Prevention, as always, is best
You think your memory might be going, but your doctor says not to worry. Not helpful–it’s not his brain in a tailspin. You’re still worrying. Let’s talk prevention. Here’s a checklist that ends with a nutritional supplement that’s showing very impressive results in clinical trials. But please don’t lean on supplements to the exclusion of the other items. They’re all essential.
- Keep your brain active. Avoid sitting slack-jawed in front of the TV for more than a couple hours daily or texting your friends that you’re in the produce aisle at Mariano’s. Read challenging books. Take classes–learn a language, musical instrument, or how to make pottery.
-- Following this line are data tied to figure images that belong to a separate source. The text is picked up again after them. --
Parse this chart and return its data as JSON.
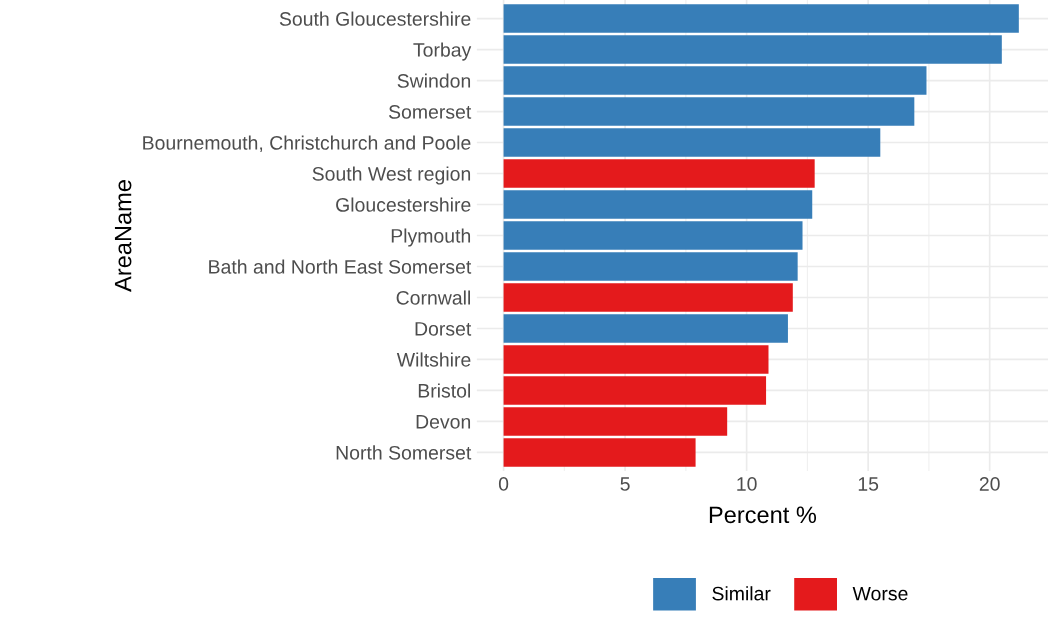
{
  "chart_data": {
    "type": "bar",
    "orientation": "horizontal",
    "xlabel": "Percent %",
    "ylabel": "AreaName",
    "categories": [
      "South Gloucestershire",
      "Torbay",
      "Swindon",
      "Somerset",
      "Bournemouth, Christchurch and Poole",
      "South West region",
      "Gloucestershire",
      "Plymouth",
      "Bath and North East Somerset",
      "Cornwall",
      "Dorset",
      "Wiltshire",
      "Bristol",
      "Devon",
      "North Somerset"
    ],
    "series": [
      {
        "name": "Similar",
        "color": "#377eb8",
        "values": [
          21.2,
          20.5,
          17.4,
          16.9,
          15.5,
          null,
          12.7,
          12.3,
          12.1,
          null,
          11.7,
          null,
          null,
          null,
          null
        ]
      },
      {
        "name": "Worse",
        "color": "#e41a1c",
        "values": [
          null,
          null,
          null,
          null,
          null,
          12.8,
          null,
          null,
          null,
          11.9,
          null,
          10.9,
          10.8,
          9.2,
          7.9
        ]
      }
    ],
    "xlim": [
      -1.1,
      22.4
    ],
    "xticks": [
      0,
      5,
      10,
      15,
      20
    ],
    "grid": true,
    "legend": "bottom"
  }
}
Do New York Times crossword puzzles. Play Scrabble or mah jong, and play with friends. Remember the long-lived Greeks with healthy brains? Community interaction is central.
- Stay physically active. Many clinical studies link regular exercise with lifetime four-star brain function. Walk every day, adding some higher-intensity workouts a couple times weekly, like 30-second flat-out sprints on a stationary bike. Lift weights.
- Check your blood. During your regular check-up–even if it’s just your usual Pap smear–ask your doctor to take a little blood for several routine blood tests: blood count, metabolic profile (checking for diabetes and liver or kidney disease), thyroid function, and vitamins B-12 and D. Memory problems can be associated with virtually any significant abnormal lab test result, and all are treatable. The two commonest we see at WholeHealth Chicago are low levels of B-12 and mildly underactive thyroid.
- Review the Rx. If you’re regularly taking any prescription drugs, try to recall if your memory issues started after you started taking any of them. Statins for cholesterol, blood pressure meds, anti-anxiety drugs, and antidepressants can be real memory villains for some people.
- If your hearing is less than perfect, get it checked. Poor hearing has definitely been linked to early memory loss. Hearing tests are covered by most health insurance policies. This place does a thorough exam.
- Eat high-nutrient foods. Memory loss is absolutely linked to inflammation, so following a low-inflammation eating program (like the Mediterranean Diet) is extremely helpful. Avoid these like the plague: junk food; foods with additives, chemicals, and preservatives; foods with trans fats. This study, linking trans fats with memory loss, is downright spooky. Andrew Weil, MD, created this anti-inflammatory food pyramid, which makes it easy to see what you should be eating.
- The spice turmeric (curcumin is its highly anti-inflammatory constituent) reduces inflammation throughout the body. Use it liberally in cooking and also consider a high-potency supplement. To get a sense of its power, read this recent research about its ability to cross the blood-brain barrier and reduce brain inflammation.
- Provide support for acetylcholine, the top neurotransmitter in your brain and peripheral nervous system. Current research indicates that regardless the type of mental decline (Alzheimer’s, strokes, Lewy Body, poor nutrition, inflammation), the treatment to slow mental deterioration involves stabilizing acetylcholine levels. The most widely prescribed medications for Alzheimer’s are the acetylcholinesterase inhibitors, which do just that. However, you can also improve your acetylcholine status with the supplement citicoline, shown in studies to improve memory. Placebo-controlled trails (where dummy pills are pitted against the real thing) have shown citicoline to be effective in both Alzheimer’s and vascular dementias. The current studies, in which the supplement is used for treatment, suggest 500 mg twice daily. I think, however, if you want to use the product for prevention, 250 mg twice daily would be fine. Citicoline is available in our apothecary.